With two podium finishes (second at Mid-Ohio and Portland) and a fifth at Laguna in the last three races on road courses last year, Rosenqvist is cautiously optimistic about regaining his form in his NTT-sponsored No. 10 Dallara-Honda.
In memory of our friend John McCain from @NTTDATAServices who helped bringing @CGRTeams so much success for many years. You will be in our thoughts in Texas buddy. https://t.co/Cqb6rtQEkl pic.twitter.com/GUX5d0rEPm
— Felix Rosenqvist (@FRosenqvist) May 28, 2020
But with IndyCar beginning its Aeroscreen era Saturday night on the 1.5-mile oval north of Fort Worth, Texas, drivers will be adapting to racing for the first time with a 17.3-pound ballistic canopy (which will offer much greater head protection).
Rosenqvist also expects there naturally will be some rust as “we were probably better drivers in Laguna than we are now because of the down time, so it’s going to take some time to get back to that level for sure.

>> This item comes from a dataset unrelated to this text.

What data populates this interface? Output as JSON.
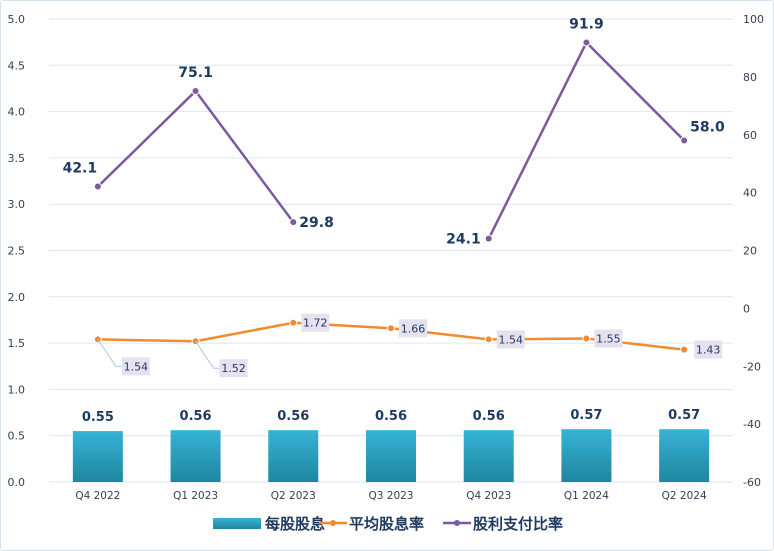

“I’m pretty confident we’ve done everything to be prepared, but you never really know,” said Rosenqvist, whose car will honor former NTT CEO John McCain, who died in February. “Every year when you’ve been out of the car, it’s always different when you step in again. Sometimes, you jump in and feel you’ve done it all winter, and sometimes you feel really rusty and everything feels really quick, and you almost get dizzy the first couple of laps. You never really know what you’re going to get.

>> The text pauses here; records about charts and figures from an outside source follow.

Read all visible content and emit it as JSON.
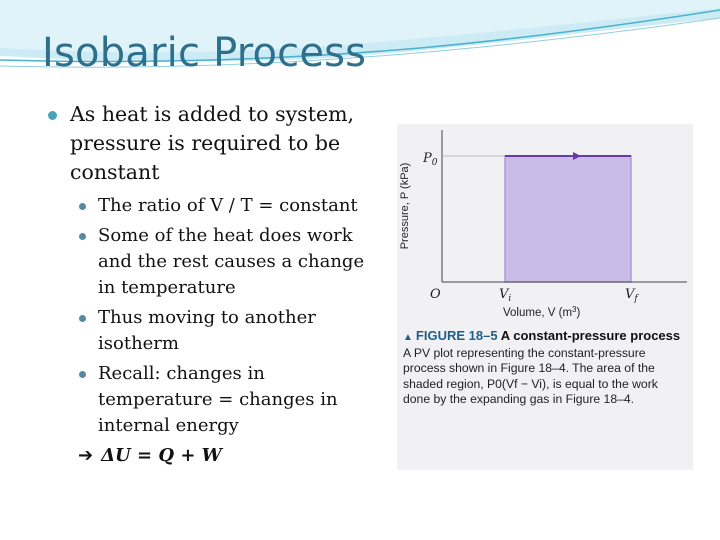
{
  "slide": {
    "title": "Isobaric Process",
    "bullet": "As heat is added to system, pressure is required to be constant",
    "sub_bullets": [
      "The ratio of V / T = constant",
      "Some of the heat does work and the rest causes a change in temperature",
      "Thus moving to another isotherm",
      "Recall: changes in temperature = changes in internal energy"
    ],
    "arrow_glyph": "➔",
    "equation": "ΔU = Q + W"
  },
  "figure": {
    "y_axis_label": "Pressure, P (kPa)",
    "y_tick_label": "P",
    "y_tick_sub": "0",
    "origin_label": "O",
    "x_tick_vi": "V",
    "x_tick_vi_sub": "i",
    "x_tick_vf": "V",
    "x_tick_vf_sub": "f",
    "x_axis_label": "Volume, V (m",
    "x_axis_sup": "3",
    "x_axis_close": ")",
    "caption_figure": "FIGURE 18–5",
    "caption_title": "A constant-pressure process",
    "caption_text": "A PV plot representing the constant-pressure process shown in Figure 18–4. The area of the shaded region, P0(Vf − Vi), is equal to the work done by the expanding gas in Figure 18–4.",
    "colors": {
      "shade": "#c9bde8",
      "line": "#6a3aa8",
      "axes": "#444444"
    }
  }
}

“But I think it’s going to be tough. From standing still for five months to going 200 mph, that’s going to be a big change no matter how well we prepare and also the way your body is affected by G forces. That’s something you also can’t train for when you’re at home. I’m not worried, but I know it’s going to be a big task, and my mind is set that it’s going to be a big challenge.”